Wednesday, March 15, 2017

Gutting Healthcare for the Poor to Give Tax Breaks for the Rich


Unlike Speaker of the House Paul Ryan, I no longer belong to the Catholic Church and make no claims about my religiosity and loyalty to the Church - even as Ryan backs policies opposed to both the Gospel message and the Church's social gospel teachings.  I'd go even further and say that I don't even like to be called a Christian because of the negative connotations that term now carries thanks to the evangelical and fundamentalist Christians and their hate and bigotry fueled beliefs.  Yet I can recognize the moral bankruptcy of the GOP healthcare "reform" plan that will deprive millions of health insurance coverage in order to fund massive tax cuts to corporations and the most wealthy individuals.  Paul Ryan's "freedom to choose" coverage is simply a total lie since millions will have no choice and no financial ability to purchase coverage, including the elderly.  Both Ryan and his plan are despicable.  Here are highlights from a piece in The Atlantic:
If the terminology of Republican Medicaid policy—“per-capita caps,” “block grants,” “inflation targets”—seems a bit arcane, Monday’s release of the Congressional Budget Office’s report on the GOP’s repeal-and-replace bill makes it pretty simple: The current health-care proposal is about rationing care to fund tax cuts for the U.S.’s highest earners.
In the past, accusations of care-rationing have been a favorite attack on the Affordable Care Act by Republican leaders such as House Speaker Paul Ryan and House Majority Leader Kevin McCarthy. Yet Republican efforts to cap and cut Medicaid make pretty clear that the strategy is to pay for tax cuts that largely benefit the highest earners by forcing governors to become rationers-in-chief—making painful choices regarding how to best ration or deny health care to those in nursing homes, with disabilities, and/or near the poverty line (and that’s in addition to the 14 million Americans who are projected to be completely denied Medicaid coverage over the next decade under the Republican proposal).
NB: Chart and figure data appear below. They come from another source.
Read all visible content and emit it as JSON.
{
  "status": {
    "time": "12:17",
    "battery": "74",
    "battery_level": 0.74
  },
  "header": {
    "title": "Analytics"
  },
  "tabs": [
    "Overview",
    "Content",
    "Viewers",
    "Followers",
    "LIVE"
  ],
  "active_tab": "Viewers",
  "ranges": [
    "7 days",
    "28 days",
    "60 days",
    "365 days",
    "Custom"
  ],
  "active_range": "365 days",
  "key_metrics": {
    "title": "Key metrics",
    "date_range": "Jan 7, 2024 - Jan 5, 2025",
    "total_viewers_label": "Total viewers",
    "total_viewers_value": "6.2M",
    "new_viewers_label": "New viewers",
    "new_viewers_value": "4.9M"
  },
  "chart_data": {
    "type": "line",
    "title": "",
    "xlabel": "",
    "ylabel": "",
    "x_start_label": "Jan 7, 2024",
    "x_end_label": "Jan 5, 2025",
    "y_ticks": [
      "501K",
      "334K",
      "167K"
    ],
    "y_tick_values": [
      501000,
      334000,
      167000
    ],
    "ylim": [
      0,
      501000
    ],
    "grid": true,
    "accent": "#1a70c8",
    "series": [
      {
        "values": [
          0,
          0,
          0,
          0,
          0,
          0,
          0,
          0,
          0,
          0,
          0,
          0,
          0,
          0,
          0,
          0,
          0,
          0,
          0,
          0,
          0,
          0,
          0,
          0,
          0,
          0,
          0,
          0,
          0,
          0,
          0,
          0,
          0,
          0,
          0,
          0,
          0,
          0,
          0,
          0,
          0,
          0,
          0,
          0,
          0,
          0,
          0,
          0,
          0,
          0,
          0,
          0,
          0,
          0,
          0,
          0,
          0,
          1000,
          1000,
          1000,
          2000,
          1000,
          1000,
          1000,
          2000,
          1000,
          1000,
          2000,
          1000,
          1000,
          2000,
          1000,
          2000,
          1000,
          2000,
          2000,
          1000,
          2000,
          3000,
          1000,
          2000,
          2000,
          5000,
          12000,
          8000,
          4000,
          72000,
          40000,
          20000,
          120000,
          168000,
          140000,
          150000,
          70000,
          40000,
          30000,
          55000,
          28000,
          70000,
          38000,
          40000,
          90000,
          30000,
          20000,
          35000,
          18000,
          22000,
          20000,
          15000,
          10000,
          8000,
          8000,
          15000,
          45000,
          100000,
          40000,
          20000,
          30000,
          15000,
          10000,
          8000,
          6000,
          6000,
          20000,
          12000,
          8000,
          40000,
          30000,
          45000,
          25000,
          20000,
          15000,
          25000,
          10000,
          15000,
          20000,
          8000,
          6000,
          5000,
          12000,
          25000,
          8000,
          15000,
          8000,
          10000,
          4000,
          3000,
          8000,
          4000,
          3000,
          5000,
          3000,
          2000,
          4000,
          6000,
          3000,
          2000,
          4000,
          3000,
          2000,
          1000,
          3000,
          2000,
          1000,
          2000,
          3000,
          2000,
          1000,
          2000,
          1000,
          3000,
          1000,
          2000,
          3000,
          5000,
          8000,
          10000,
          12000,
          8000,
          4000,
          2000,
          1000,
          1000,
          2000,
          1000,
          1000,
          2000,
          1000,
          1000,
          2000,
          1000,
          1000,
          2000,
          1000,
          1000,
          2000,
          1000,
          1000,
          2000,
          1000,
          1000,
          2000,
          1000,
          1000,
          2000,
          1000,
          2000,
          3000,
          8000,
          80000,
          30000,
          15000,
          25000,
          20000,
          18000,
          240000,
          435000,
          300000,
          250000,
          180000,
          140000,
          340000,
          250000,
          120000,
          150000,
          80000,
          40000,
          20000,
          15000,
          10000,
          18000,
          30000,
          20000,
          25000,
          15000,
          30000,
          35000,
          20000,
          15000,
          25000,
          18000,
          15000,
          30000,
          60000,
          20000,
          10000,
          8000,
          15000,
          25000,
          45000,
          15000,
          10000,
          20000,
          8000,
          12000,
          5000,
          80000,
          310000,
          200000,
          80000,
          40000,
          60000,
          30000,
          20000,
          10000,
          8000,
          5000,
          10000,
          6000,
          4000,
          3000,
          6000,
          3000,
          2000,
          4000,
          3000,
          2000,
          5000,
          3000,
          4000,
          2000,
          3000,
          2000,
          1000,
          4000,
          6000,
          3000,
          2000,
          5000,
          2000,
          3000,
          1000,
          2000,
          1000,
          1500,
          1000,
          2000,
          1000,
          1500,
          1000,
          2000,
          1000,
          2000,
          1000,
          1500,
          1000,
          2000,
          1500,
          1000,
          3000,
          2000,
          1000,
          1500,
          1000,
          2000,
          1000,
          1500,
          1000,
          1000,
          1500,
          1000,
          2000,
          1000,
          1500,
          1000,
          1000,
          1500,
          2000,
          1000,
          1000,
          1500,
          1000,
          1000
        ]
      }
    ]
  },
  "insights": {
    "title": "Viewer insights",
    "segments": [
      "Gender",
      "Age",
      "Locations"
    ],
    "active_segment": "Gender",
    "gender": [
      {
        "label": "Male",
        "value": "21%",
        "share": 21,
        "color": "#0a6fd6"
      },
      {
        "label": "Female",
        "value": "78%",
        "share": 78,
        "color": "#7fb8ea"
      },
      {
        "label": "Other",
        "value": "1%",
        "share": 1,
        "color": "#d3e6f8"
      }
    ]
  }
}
[T]he current Republican bill would lead to painful limits on treatment that would “force states to ration care and deny some Americans lifesaving treatments or nursing home care.”Rationing care to fund high-income tax cuts is not just the byproduct of the Republican Medicaid plan, but rather at the heart of it. The motivation of nearly every GOP health-care proposal past and present—to end the guarantee of coverage for those eligible for Medicaid, and replace it with spending caps—has always had more to do with supply-side fiscal policy than health-care reform.
[T]he AHCA seeks to accomplish the GOP’s long-sought goal of undermining Medicaid’s guarantee of necessary health care for all those eligible through an effort to artificially cap and constrain spending. This time, Republican congresspeople have modified the vehicle for capping Medicaid spending, opting for what’s called a per-capita-cap (PCC) over block grants, which are lump-sum transfers from the federal government to states. The PCC limits federal contributions to states based on the number of people in five different categories of health-care needs. Like a block grant, the per-capita cap offers no flexibility for unexpected costs, which will put governors in the position of having to ration care anytime there are spikes in health-care costs—even if they occur due to reasons beyond any state official’s control.
On virtually every measure, Medicaid is far more efficient than any other part of the American system. A study from the Kaiser Family Foundation found that, after adjusting for differences in health status, Medicaid costs 22 percent less per adult beneficiary than does private insurance. And its growth rates have also shown an effective use of funds. So, it’s misleading to suggest that Medicaid should be targeted because it’s inefficient.
A likelier motivation is that while Medicare and Social Security have more funding and thus are larger spending-cut targets for supply-siders, many Republicans (perhaps including Donald Trump) fear a middle-class backlash if either of those programs are tinkered with. But many Republicans seem to believe they can mislead middle-class families into believing that Medicaid is only for the poor, and cuts to it would not impact them.Yet those making such a cynical calculation might come to regret it.
First, there has already been significant backlash against pulling back from the Medicaid expansion included in the Affordable Care Act.
Second, even beyond that expansion, Medicaid is a lifeline for about 70 million Americans—a little more than 20 percent of the population—many of whom rely on it for long-term health services. For instance, nearly two-thirds of all Americans in nursing homes are covered by Medicaid. And Medicaid covers 44 percent of all children with special health-care needs, as well as half of all women with serious disabilities.
Third, the program has made care more equitable for children: Under Medicaid, over 40 million children are eligible for guaranteed comprehensive health coverage—including access to physical and mental-health therapies, dental and vision care, and medical equipment—so that childhood health conditions can be discovered and treated before they become serious or disabling.
And finally, many, many Americans care deeply about the hardship such Medicaid cuts would bring to their country’s poorest citizens. Which leads to the question: Since Medicaid is already among the most efficient uses of health-care dollars, what crucial services will be rationed to cut projected spending by 25 percent in 2026?  
Obviously, Paul Ryan and the GOP care nothing about the poorest Americans who they seemingly wish would simply just die.